Recently Minister Mentor Lee Kuan Yew published a new book, Hard Truths to Keep Singapore Going. In the book, he commented on various issues affecting Singapore including his view that the Muslim community don’t do enough to integrate with the rest of society.
His comments have caused outrage within the region as many Muslims were offended by his views. Quite naturally, the Singapore government has gone into damage control mode. Singapore’s Prime Minister Lee Hsien Loong, who is also Lee Kuan Yew’s son, stepped forward to say his views are different from those of his father. Dr Yaacob Ibrahim Singapore’s Minister-in-Charge of Muslim Affairs has also stepped out to defend Minister Mentor Lee Kuan Yew’s comments. He said that the MM’s views on the Muslim community are a “worst-case scenario”.

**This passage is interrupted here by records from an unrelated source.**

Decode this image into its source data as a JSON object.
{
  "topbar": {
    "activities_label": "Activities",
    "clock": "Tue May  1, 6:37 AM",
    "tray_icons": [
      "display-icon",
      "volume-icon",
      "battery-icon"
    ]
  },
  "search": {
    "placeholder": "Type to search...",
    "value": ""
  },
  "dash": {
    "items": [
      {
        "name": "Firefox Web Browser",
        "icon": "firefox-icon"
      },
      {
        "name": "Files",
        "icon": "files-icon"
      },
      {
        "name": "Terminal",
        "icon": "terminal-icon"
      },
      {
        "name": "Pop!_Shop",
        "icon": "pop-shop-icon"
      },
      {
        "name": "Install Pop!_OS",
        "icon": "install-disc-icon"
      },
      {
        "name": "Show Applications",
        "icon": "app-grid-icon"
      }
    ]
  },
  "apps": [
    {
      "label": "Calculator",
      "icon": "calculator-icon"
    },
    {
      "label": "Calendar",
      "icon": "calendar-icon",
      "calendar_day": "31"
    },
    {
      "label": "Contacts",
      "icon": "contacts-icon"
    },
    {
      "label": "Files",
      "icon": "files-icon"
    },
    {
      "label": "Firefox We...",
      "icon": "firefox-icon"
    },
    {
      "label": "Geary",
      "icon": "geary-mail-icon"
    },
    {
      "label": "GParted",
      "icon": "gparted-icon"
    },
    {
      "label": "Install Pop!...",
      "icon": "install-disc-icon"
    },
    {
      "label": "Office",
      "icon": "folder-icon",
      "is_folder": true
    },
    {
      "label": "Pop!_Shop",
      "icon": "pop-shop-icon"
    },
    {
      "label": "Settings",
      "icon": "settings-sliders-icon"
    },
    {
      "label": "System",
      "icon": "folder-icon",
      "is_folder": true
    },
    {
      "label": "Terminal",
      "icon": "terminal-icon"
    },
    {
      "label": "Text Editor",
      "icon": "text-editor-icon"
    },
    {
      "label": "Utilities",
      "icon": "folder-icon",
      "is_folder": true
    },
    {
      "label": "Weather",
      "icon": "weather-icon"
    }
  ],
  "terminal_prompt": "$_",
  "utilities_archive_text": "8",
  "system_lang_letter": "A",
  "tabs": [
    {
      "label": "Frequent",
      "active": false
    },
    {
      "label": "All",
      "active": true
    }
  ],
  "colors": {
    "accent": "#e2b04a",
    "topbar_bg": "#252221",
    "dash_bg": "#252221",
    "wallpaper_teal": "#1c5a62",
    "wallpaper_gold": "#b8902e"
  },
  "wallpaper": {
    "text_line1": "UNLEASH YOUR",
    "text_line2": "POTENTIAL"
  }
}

I agree that the government must defend the MM’s views in his books. For better or worse, the MM and Singapore are one and the same. Whether you agree or not with this view, this is something a lot of people feel so the Singapore government has to defend him from critics. It is also important to control the damage created as the Muslim community in the region seemed truly offended by his views. I mean when even the docile Muslim community in Singapore express unhappiness at the comments in the books, you know it is serious.
However I believe the Singapore government is taking the wrong tack. Anyone who read the book could tell you this; the MM’s views on the Muslim community are NOT a “worst-case scenario”. At no time in the book was it stated by the MM that his view was a “worst-case scenario.” If the main man did not call his views a “worst-case scenario,” the Singapore government can’t. No one who read the book will agree with them.
If they wish to continue this line of defense, then they need to prove that the MM said it (or something like it) but it was left on the editing floor and never published. Better yet, have the MM come out and say it himself. Let him say that he meant no offence to the Muslims and his views should be considered as a “worst-case scenario.”
If the Singapore government can do that, the problem will be solved and the whole thing will blow over. And considering the outrage within the region, the sooner this whole mess blows over, the better for Singapore.